On 15 August 2022, Counterspin Media hosts Alp and Spierer featured in Stuff's Circuit documentary Fire and Fury, which examined various anti-vaccination and far right figures and groups involved in the 2022 Wellington protest. The documentary's producers including journalist Paula Penfold did not interview Alp and Spierer but instead used their videos, social media posts, and media coverage relating to their activities. In response, broadcaster Sean Plunket hosted Alp on his online radio station The Platform to share his side of the story in response to the documentary.

===Let's Not Forget campaign===
In early June 2022, Counterspin organised a national tour called "Let's Not Forget" which toured at least 21 towns and cities including Dunedin. During the tour, the group hosted talks promoting COVID-19 conspiracy theories, the Great Replacement, and the "common law" movement. The University of Otago's student magazine Critic Te Ārohi reported that two Dunedin venues including the South Dunedin Community Hall and First Church of Otago had declined the use of their premises to Counterspin speakers. Counterspin subsequently hosted at Henley Community Centre, which lay 32 km outside of South Dunedin.

===2022 local body elections===
In June 2022, Counterspin Media filmed an event in Bluff featuring Voices for Freedom activists Jaspreet Boparai and Gill Booth, who ran as candidates for the Southland District Council and the Teviot Valley Community Board during the 2022 New Zealand local elections.

===Kellie-Jay Keen-Minshull's New Zealand tour===
Members of Counterspin Media attended controversial anti-transgender activist Kellie-Jay Keen-Minshull's Auckland speaking event on 25 March 2023, which was disrupted by rainbow counter-demonstrators. Following the Auckland event, Spierer confronted Green Party co-leader Marama Davidson, who had attended the event to support counter-demonstrators. During the altercation, Davidson stated that "I am a prevention violence minister, and I know who causes violence in the world. It is white cis men, that is white cis men who cause violence in the world". Davidson's remarks attracted significant domestic media attention as well as criticism from ACT Party leader David Seymour, National Party leader Christopher Luxon, and New Zealand First leader Winston Peters. Davidson had made the comment after she had been hit by a passing motorcyclist who was part of a support group from Pastor Brian Tamaki's Destiny Church.

==Legal problems==
In late August 2022, Counterspin founder Alp and co-host Spierer were arrested in Christchurch on charges of distributing an objectionable publication, and for failing to allow Police to search their computer. The pair had allegedly distributed footage of the 2019 Christchurch mosque shootings. Alp and Spierer were subsequently bailed and ordered to appear at the Christchurch District Court on 30 August. During the hearing on 31 August, the pair refused to enter the dock and instead read prepared statements from the lawyer's bench. After ignoring Judge Large's repeated instructions to stand in the dock, Alp and Spierer were forcibly removed by security personnel and remanded on bail for three weeks. 60 protesters supporting Counterspin Media and a smaller group of counter-demonstrators demonstrated outside the Christchurch District Court. The pair subsequently reappeared at the Christchurch District Court in December 2022.

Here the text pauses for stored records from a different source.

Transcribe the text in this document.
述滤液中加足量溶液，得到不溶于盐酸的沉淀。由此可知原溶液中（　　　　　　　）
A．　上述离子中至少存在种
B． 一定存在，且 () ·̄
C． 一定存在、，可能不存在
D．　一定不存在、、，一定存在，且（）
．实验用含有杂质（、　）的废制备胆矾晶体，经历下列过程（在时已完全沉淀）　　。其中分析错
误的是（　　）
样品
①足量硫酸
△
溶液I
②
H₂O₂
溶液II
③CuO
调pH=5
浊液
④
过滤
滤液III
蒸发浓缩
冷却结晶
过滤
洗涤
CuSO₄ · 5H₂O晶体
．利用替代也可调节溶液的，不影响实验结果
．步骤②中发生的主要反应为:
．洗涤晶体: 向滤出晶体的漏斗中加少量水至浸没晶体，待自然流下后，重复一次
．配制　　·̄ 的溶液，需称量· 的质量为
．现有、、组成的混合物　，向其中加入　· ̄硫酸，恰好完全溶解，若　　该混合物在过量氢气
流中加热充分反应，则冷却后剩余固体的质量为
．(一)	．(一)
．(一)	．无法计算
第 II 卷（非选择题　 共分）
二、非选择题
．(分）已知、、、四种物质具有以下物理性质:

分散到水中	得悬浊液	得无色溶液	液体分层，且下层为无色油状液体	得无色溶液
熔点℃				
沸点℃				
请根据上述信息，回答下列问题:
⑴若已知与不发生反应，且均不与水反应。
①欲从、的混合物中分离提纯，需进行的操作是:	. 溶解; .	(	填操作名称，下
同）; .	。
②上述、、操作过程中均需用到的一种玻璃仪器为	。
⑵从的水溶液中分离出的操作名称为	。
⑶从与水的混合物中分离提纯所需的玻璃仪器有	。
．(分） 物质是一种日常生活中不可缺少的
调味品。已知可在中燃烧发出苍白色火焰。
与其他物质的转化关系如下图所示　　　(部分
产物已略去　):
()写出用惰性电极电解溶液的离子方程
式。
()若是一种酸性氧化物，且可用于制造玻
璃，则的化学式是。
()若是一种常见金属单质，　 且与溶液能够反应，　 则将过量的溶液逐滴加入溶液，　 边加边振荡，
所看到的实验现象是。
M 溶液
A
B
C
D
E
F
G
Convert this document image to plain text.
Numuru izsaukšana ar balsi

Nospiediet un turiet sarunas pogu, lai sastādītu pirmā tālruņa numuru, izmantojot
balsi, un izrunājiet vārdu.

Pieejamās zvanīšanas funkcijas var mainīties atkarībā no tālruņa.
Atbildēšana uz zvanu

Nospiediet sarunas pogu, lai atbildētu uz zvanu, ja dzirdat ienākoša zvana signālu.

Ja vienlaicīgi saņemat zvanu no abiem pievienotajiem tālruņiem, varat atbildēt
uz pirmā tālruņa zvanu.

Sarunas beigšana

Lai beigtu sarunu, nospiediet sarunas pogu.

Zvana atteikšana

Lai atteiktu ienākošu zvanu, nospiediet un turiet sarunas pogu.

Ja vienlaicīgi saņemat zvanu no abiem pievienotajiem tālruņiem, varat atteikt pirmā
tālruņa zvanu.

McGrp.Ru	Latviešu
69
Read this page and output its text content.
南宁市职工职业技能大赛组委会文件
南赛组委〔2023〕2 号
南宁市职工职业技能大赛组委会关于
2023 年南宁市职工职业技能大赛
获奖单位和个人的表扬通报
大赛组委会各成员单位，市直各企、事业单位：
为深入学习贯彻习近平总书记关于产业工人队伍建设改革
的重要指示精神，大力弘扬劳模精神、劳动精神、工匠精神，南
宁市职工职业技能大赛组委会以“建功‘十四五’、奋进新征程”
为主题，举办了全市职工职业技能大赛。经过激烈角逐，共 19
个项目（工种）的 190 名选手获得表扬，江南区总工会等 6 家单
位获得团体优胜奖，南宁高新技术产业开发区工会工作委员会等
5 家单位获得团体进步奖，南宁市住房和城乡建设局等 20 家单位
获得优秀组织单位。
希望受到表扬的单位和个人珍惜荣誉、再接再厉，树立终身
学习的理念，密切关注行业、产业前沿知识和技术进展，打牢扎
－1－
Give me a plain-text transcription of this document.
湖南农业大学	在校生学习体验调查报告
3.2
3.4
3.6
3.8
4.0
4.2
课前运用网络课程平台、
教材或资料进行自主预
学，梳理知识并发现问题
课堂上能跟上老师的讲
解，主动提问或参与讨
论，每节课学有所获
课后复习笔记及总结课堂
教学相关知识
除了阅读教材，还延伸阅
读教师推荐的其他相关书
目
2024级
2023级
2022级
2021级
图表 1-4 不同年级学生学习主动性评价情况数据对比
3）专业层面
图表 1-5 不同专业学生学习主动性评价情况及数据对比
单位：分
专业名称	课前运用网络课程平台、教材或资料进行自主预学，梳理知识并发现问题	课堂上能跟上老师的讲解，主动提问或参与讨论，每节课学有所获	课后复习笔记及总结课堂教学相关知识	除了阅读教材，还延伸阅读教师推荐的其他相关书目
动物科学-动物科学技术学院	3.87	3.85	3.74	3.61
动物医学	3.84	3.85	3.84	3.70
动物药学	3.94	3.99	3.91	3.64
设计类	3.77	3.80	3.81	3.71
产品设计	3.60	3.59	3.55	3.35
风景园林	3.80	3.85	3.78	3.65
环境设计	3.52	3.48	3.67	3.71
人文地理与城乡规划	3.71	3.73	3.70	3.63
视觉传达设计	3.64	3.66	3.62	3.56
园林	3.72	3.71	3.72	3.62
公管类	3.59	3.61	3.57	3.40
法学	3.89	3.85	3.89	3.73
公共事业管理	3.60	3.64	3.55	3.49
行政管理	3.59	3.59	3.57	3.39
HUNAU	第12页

Separately, in October 2024, the Tauranga District Court found Richard Sivell guilty of threatening to kill Jacinda Ardern, who was Prime Minister when Sivell's incriminating comments were published on Counterspin's social media channels in 2020 and 2021. Audio recordings from Counterspin were used as evidence in the trial. Researchers from The Disinformation Project believed that Sivell had fallen out with Kelvyn Alp in 2023.